If technology is going to change medicine to this degree, what else is it going to do? Will electric cars eliminate the gasoline engine and put the big oil companies out of business? Don’t laugh! Remember Kodak? In 1998, the company employed more than 170,000 and had a virtual monopoly on the photography industry. Less than two years later as digital cameras came to the fore, Kodak filed for bankruptcy protection and its employees gathered around the company’s headquarters in Rochester and watched it being demolished while taking pictures of it with their digital cameras.
That’s how fast technology moves these days. Then there’s the advent of the driverless car, which are already on the road in California and likely to go into general production sooner than we think. And if their engines are powered by batteries instead of gas the “Big Three” automakers of the future will be Google, Apple and Tesla instead of General Motors, Ford and Toyota.
What about 3-D printers and their potential to eliminate the manufacturing industry as we’ve known it?
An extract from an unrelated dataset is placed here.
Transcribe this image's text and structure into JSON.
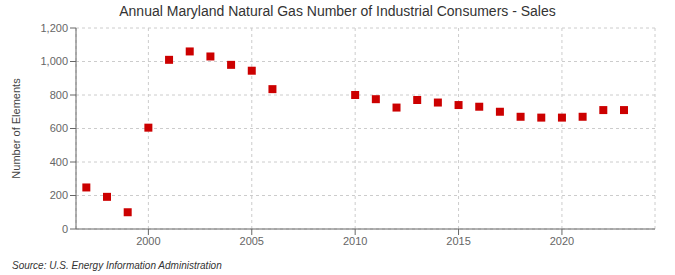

It will soon be possible to custom make your own shoes with a 3-D printer as well as make almost any manufactured part you can name. There goes numerous more industries. What about solar power? It’s already the fastest growing energy industry in the world and what will that mean for traditional power-producing industries like oil, hydro and coal? How many jobs do you think there will be in the Elk Valley in 20 years? Not too many and what will this mean for Elkford, Sparwood and Cranbrook?
And have you thought about the impact that robots will have on the world? I’ve already mentioned medicine, but “bots” also have the potential to take over teaching and most of the service industries, and if you don’t believe me, robots are already checking people in at high-end hotels around the world and carrying luggage to their rooms.
Indeed, robots have the potential to eliminate almost all jobs in the future and then what will we do? Travel, contemplate our navels, write poetry, get high on medical marijuana or demand our right to die as we’ll soon be able to do in Canada?
I don’t know what you think about this, but I find the future a bit frightening.




Gerry Warner is a retired journalist, who does not look forward to the future.